Evaluate the surface-integral $\int_Y xyz dS$. where $Y$ is the part of the sphere $x^2 + y^2 + z^2 =1$, that lies above the area $\{ y\leq x, x\leq 0, 0\leq x^2 + y^2 \leq 1 \}$.
I think some kind of parametric equations is necessary to solve this by hand ... but I don't know how to find the integral limits.
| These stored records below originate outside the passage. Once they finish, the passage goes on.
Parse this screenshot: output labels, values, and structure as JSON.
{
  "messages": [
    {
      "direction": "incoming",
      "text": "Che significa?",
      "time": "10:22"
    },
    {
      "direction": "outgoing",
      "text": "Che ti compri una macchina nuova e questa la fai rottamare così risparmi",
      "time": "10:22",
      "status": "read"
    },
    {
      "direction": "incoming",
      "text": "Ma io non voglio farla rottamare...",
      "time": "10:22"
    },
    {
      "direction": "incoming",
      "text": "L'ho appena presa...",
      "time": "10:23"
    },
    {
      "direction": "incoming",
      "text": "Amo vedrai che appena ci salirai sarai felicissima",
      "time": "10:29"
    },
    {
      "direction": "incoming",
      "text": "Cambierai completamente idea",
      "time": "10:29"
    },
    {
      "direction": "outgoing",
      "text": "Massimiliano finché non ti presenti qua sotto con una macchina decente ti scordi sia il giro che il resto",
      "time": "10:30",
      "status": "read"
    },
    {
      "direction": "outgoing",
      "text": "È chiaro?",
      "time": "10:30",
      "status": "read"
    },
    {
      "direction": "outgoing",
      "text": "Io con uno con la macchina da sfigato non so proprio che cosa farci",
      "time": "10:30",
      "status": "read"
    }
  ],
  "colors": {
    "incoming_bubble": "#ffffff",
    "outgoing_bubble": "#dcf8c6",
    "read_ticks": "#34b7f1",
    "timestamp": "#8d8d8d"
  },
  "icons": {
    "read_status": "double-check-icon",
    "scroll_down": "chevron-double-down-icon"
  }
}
Please help!
Let $z=\sqrt{1-x^2-y^2}$ then (recall the definition of surface integral) $$I=\int_Yxyz\, dS=\int_D xy\sqrt{1-x^2-y^2} \sqrt{1+z_x^2+z_y^2}\,dx dy$$ where $D=\{(x,y)\in\mathbb{R}^2\::\; y\leq x, x≤0, 0≤ x^2 + y^2 ≤1\}$. Since $$\sqrt{1+z_x^2+z_y^2}=\sqrt{\frac{1}{1-x^2 -y^2}}$$ after changing to polar coordinates we get $$I=\int_D xy\,dx dy=\int_{\rho=0}^1\int_{\theta=-3\pi/4}^{-\pi/2}\rho^2\cos\theta \sin\theta \, \rho d\theta d\rho\\ =\left[\frac{\rho^4}{4}\right]_0^1\cdot \left[\frac{\sin^2\theta}{2}\right]_{-3\pi/4}^{-\pi/2}=\frac{1}{4}\cdot (\frac{1}{2}- \frac{1}{4})= \frac{1}{16}.$$